The city's new health commissioner recently took a trip to Brooklyn to meet some of her staff working to combat widening health disparities. NY1's Erin Billups filed the following report.
Dr. Mary Bassett made her first visit to one of the city's District Public Health Offices as the new health commissioner last week. It was a homecoming of sorts. The Brooklyn office staff gave her a warm welcome back.
It's been over 10 years since the DPHOs were established, in part, by Bassett when she was a Deputy Health Commissioner with the Bloomberg administration. There's one in Harlem, the South Bronx and in Central Brooklyn. Each have the goal of creating targeted programs for the communities most in need of intervention. Bassett says a main goal of her tenure will be to grow and strengthen the role of these offices.
"What we're going to be doing in the years ahead is directly tackling and reducing disparities in health," says Bassett.
The staff in Brooklyn got Bassett up to speed on their progress, including advocating for more bike lines, expanding their prenatal and postpartum initiatives for mothers and conducting free exercise and nutrition programs - all with the support of groups already active in the surrounding Bedford-Stuyvesant, East New York and Brownsville communities.
"We as the health department and other partners, we're just facilitators in the process.

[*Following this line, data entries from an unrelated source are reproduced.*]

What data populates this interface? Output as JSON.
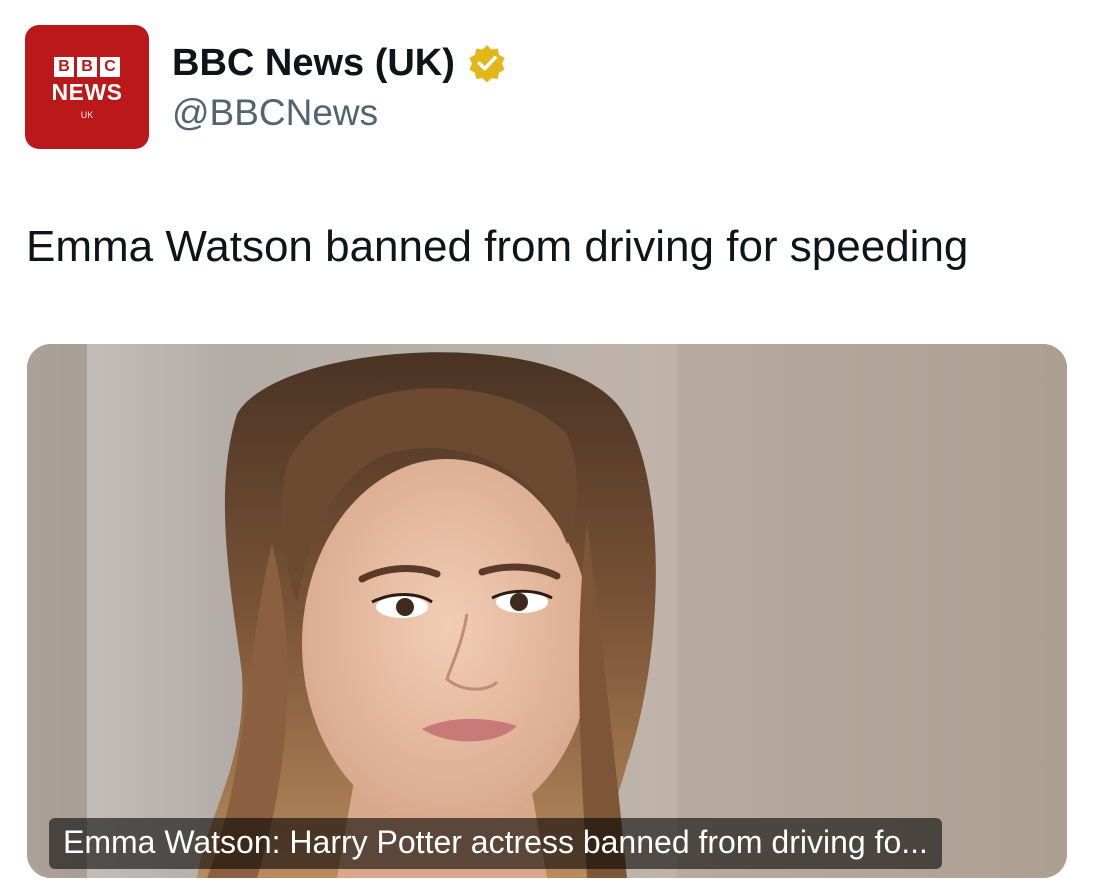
{
  "header": {
    "avatar": {
      "logo_letters": [
        "B",
        "B",
        "C"
      ],
      "logo_word": "NEWS",
      "logo_region": "UK",
      "brand_color": "#bb1919"
    },
    "display_name": "BBC News (UK)",
    "verified_icon": "verified-badge-icon",
    "verified_color": "#e2b719",
    "handle": "@BBCNews"
  },
  "tweet": {
    "text": "Emma Watson banned from driving for speeding"
  },
  "link_card": {
    "image_description_icon": "photo",
    "caption": "Emma Watson: Harry Potter actress banned from driving fo..."
  }
}
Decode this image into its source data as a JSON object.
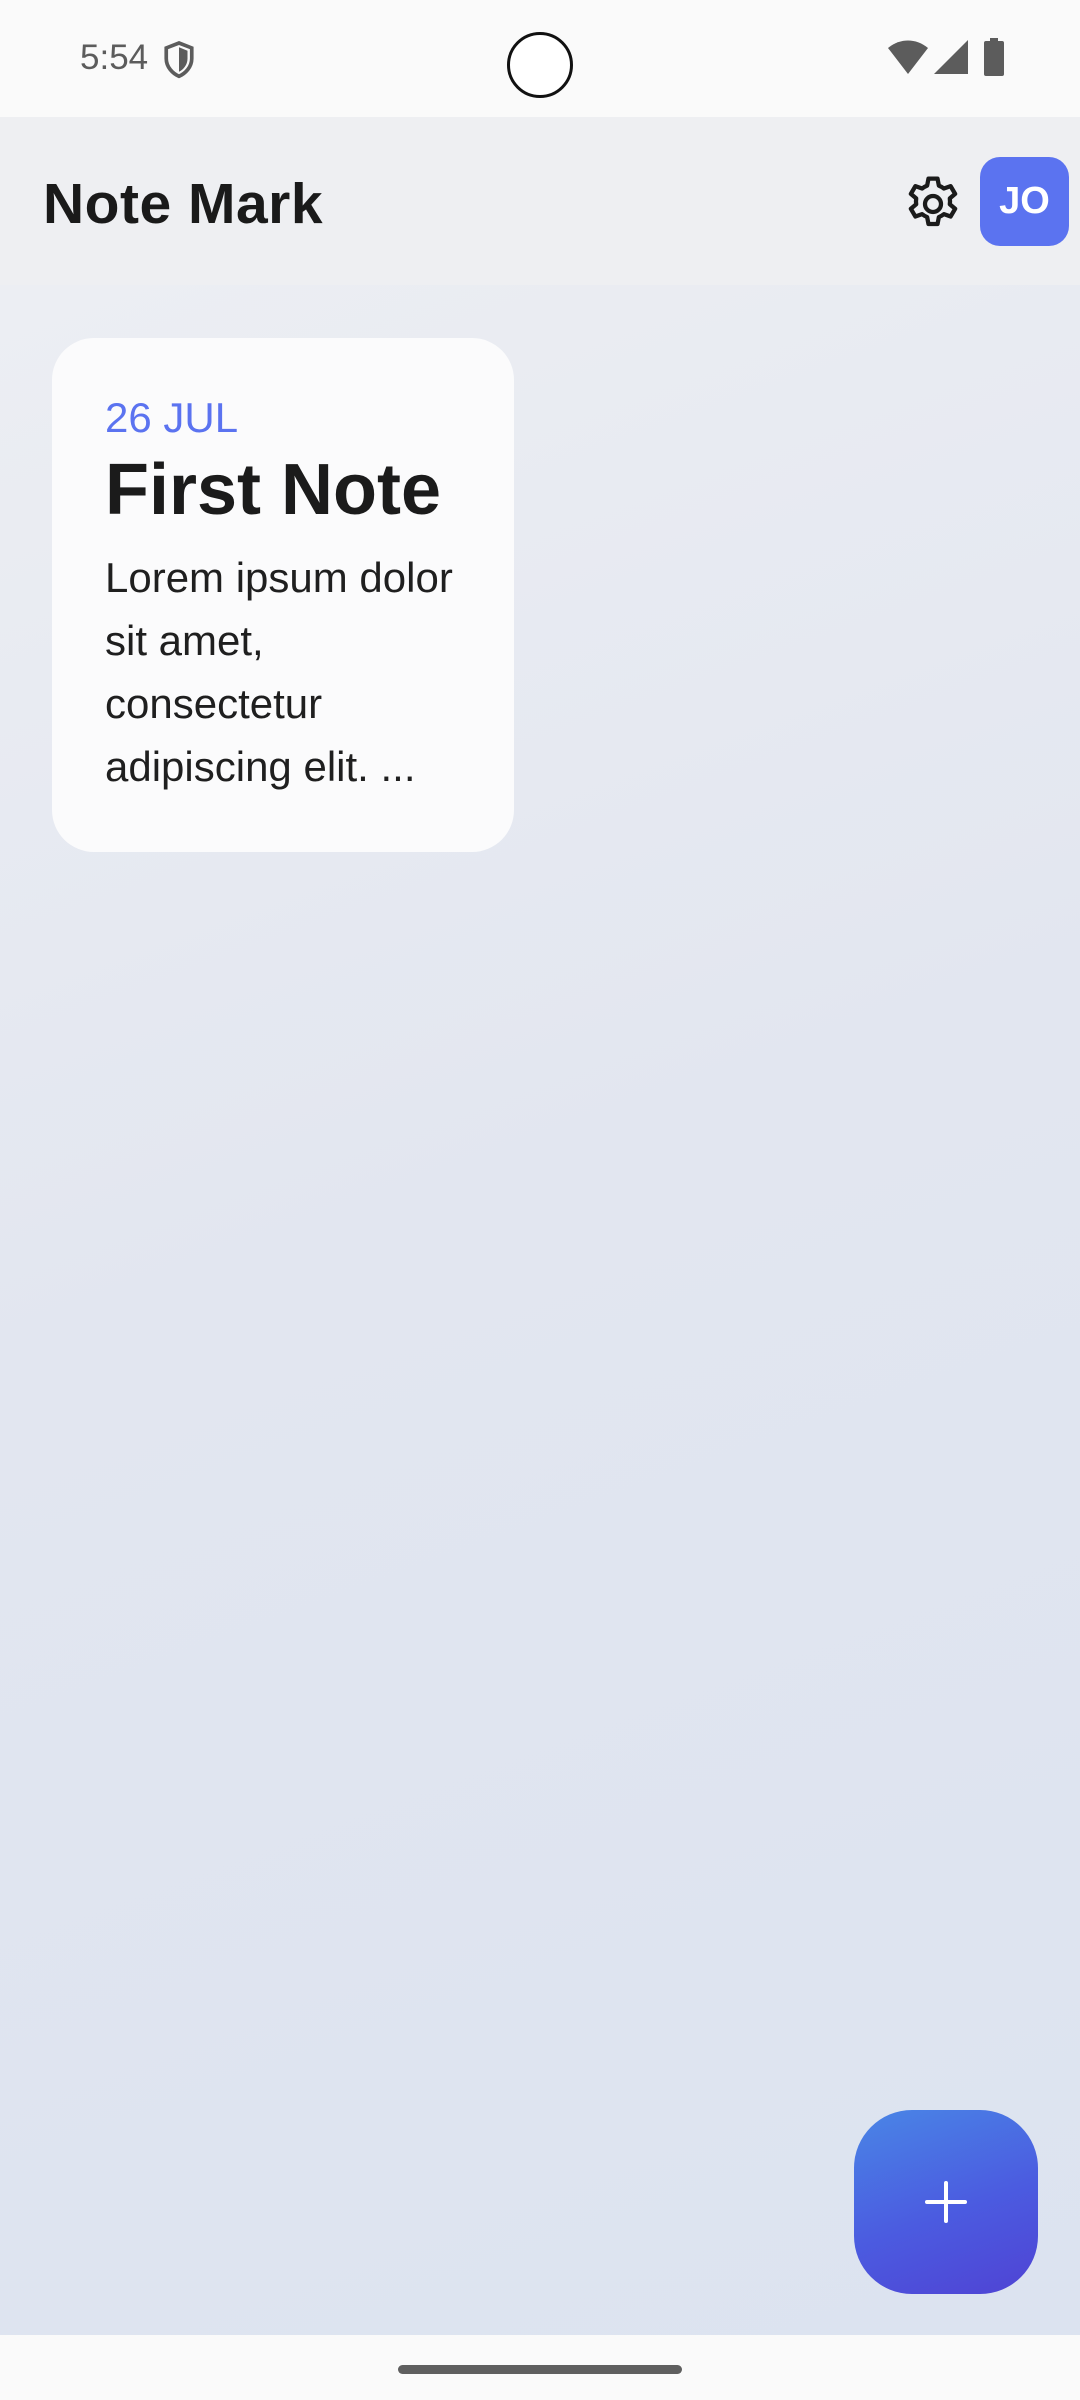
{
  "status_bar": {
    "time": "5:54",
    "icons": [
      "shield-icon",
      "wifi-icon",
      "signal-icon",
      "battery-icon"
    ]
  },
  "header": {
    "title": "Note Mark",
    "settings_icon": "gear-icon",
    "avatar_initials": "JO"
  },
  "notes": [
    {
      "date": "26 JUL",
      "title": "First Note",
      "preview": "Lorem ipsum dolor sit amet, consectetur adipiscing elit. ..."
    }
  ],
  "fab": {
    "icon": "plus-icon"
  },
  "colors": {
    "accent": "#5b73f0",
    "fab_gradient_start": "#4a86e6",
    "fab_gradient_end": "#4f43d4",
    "background": "#e2e6f0"
  }
}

If you think about any movement that happens, it has to start with those that are experiencing the injustice," says Brooklyn District Health Office Assistant Commissioner Dr. Aletha Maybank.
Bassett says the groundwork laid by the Brooklyn office is an example of what she wants to see more of. It's a departure from the Bloomberg Administration's top-down approach to public health policy.
"The problem with the 'Do this, do that' approach is that it doesn't engage the people who have to take ownership of the changes that have to happen," says Bassett.
Still, the work at the Brooklyn office is an uphill battle. The data paints a picture of communities consistently plagued with the worst health outcomes in the city.
"Obesity, diabetes...the disparities are widening. That's why we have to focus on communities that have a high disease burden," says Bassett.
Bassett plans to visit the South Bronx office at the end of the month.